La busta del verbo
✂️ Classificare è un’operazione mentale complessa, ma può essere insegnata e imparata concretizzandola. Attraverso la visualizzazione di una mappa concettuale, certo. Ma anche attraverso materiali autocostruiti.
✂️ L’idea è montessoriana. La realizzazione - basic e brutta - è mia. Quando insegnavo lettere, vista la difficoltà di apprendere l’analisi del verbo, ho proposto in classe la busta del verbo.
✂️ Non necessita granché: la busta principale è ottenuta da foglio A4 colorato, nastro adesivo e forbici dalla punta arrotondata.
✂️ Nel successivo passaggio si schedano i modi, distinguendo il colore del foglio usato per i modi finiti dal colore usato per gli indefiniti.

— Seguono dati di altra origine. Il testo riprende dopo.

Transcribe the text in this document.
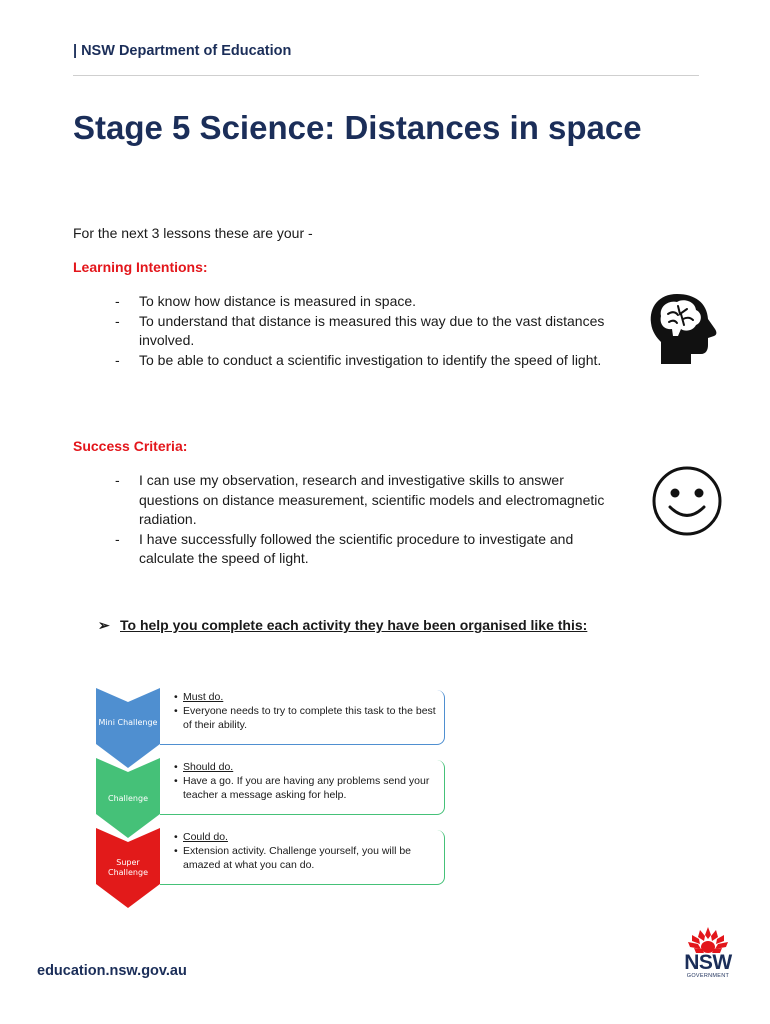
| NSW Department of Education
Stage 5 Science: Distances in space
For the next 3 lessons these are your -
Learning Intentions:
- To know how distance is measured in space.
- To understand that distance is measured this way due to the vast distances involved.
- To be able to conduct a scientific investigation to identify the speed of light.
Success Criteria:
- I can use my observation, research and investigative skills to answer questions on distance measurement, scientific models and electromagnetic radiation.
- I have successfully followed the scientific procedure to investigate and calculate the speed of light.
➢ To help you complete each activity they have been organised like this:
Mini Challenge
• Must do.
• Everyone needs to try to complete this task to the best of their ability.
Challenge
• Should do.
• Have a go. If you are having any problems send your teacher a message asking for help.
Super Challenge
• Could do.
• Extension activity. Challenge yourself, you will be amazed at what you can do.
education.nsw.gov.au	NSW
GOVERNMENT
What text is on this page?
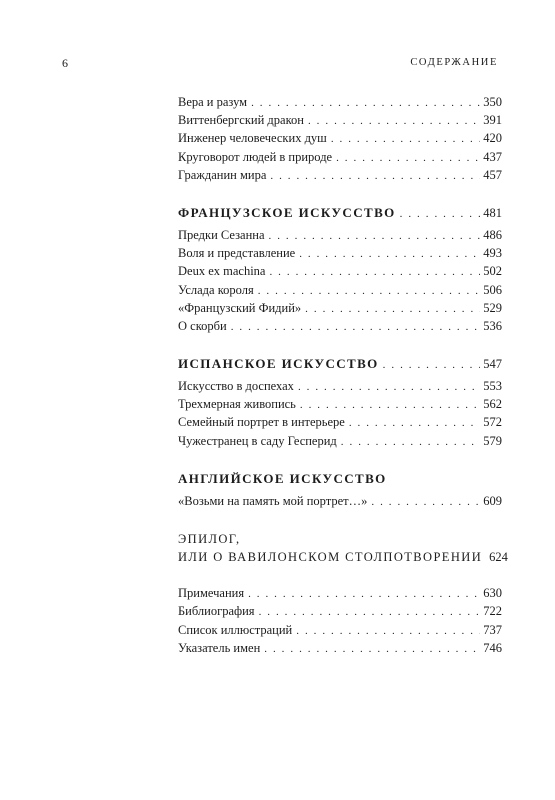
6	СОДЕРЖАНИЕ
Вера и разум . . .	350
Виттенбергский дракон . . .	391
Инженер человеческих душ . . .	420
Круговорот людей в природе . . .	437
Гражданин мира . . .	457
ФРАНЦУЗСКОЕ ИСКУССТВО . . .	481
Предки Сезанна . . .	486
Воля и представление . . .	493
Deux ex machina . . .	502
Услада короля . . .	506
«Французский Фидий» . . .	529
О скорби . . .	536
ИСПАНСКОЕ ИСКУССТВО . . .	547
Искусство в доспехах . . .	553
Трехмерная живопись . . .	562
Семейный портрет в интерьере . . .	572
Чужестранец в саду Гесперид . . .	579
АНГЛИЙСКОЕ ИСКУССТВО
«Возьми на память мой портрет…» . . .	609
ЭПИЛОГ,
ИЛИ О ВАВИЛОНСКОМ СТОЛПОТВОРЕНИИ 624
Примечания . . .	630
Библиография . . .	722
Список иллюстраций . . .	737
Указатель имен . . .	746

Un mio alunno a questo punto ha detto: "Ah, prof... è come per le directories del pc, stanno una dentro l'altra... questo sembra un file win zip!" (da quel momento a ogni busta infilata dentro l'altra c'era uno che diceva con orgoglio e soddisfazione: "archiviamo, prof?"). Dentro la busta principale stanno, quindi, le buste dei modi:
1) finiti (schedati con un numero romano da I a IV, con l’etichetta modi finiti e nome del modo)
2) indefiniti (schedati con un numero romano da I a III seguito da una i in corsivo per ricordare che trattasi di una tipologia diversa, etichetta modi indefiniti e nome del modo)
✂️ Infine in ogni busta-modo stanno i rispettivi tempi rappresentati da cartelline aperte su un lato, anche questi schedati senza ambiguità: un numero romano richiama la busta in cui vanno riposti (I=indicativo, II=congiuntivo...), se si tratta di tempo semplice o composto (TS o TC), seguito da numero arabo per indicare la corretta coniugazione classificatoria e infine denominato (presente, imperfetto...).
✂️ Si distribuiranno infine i pizzini con le voci verbali che l'alunno riporrà al posto giusto.
✂️ Si tratta di un materiale adattabile anche ad altre discipline. Per essere montessoriano deve essere auto-correttivo quindi sui pizzini occorre che dietro stia la soluzione (la casella in cui catalogarlo).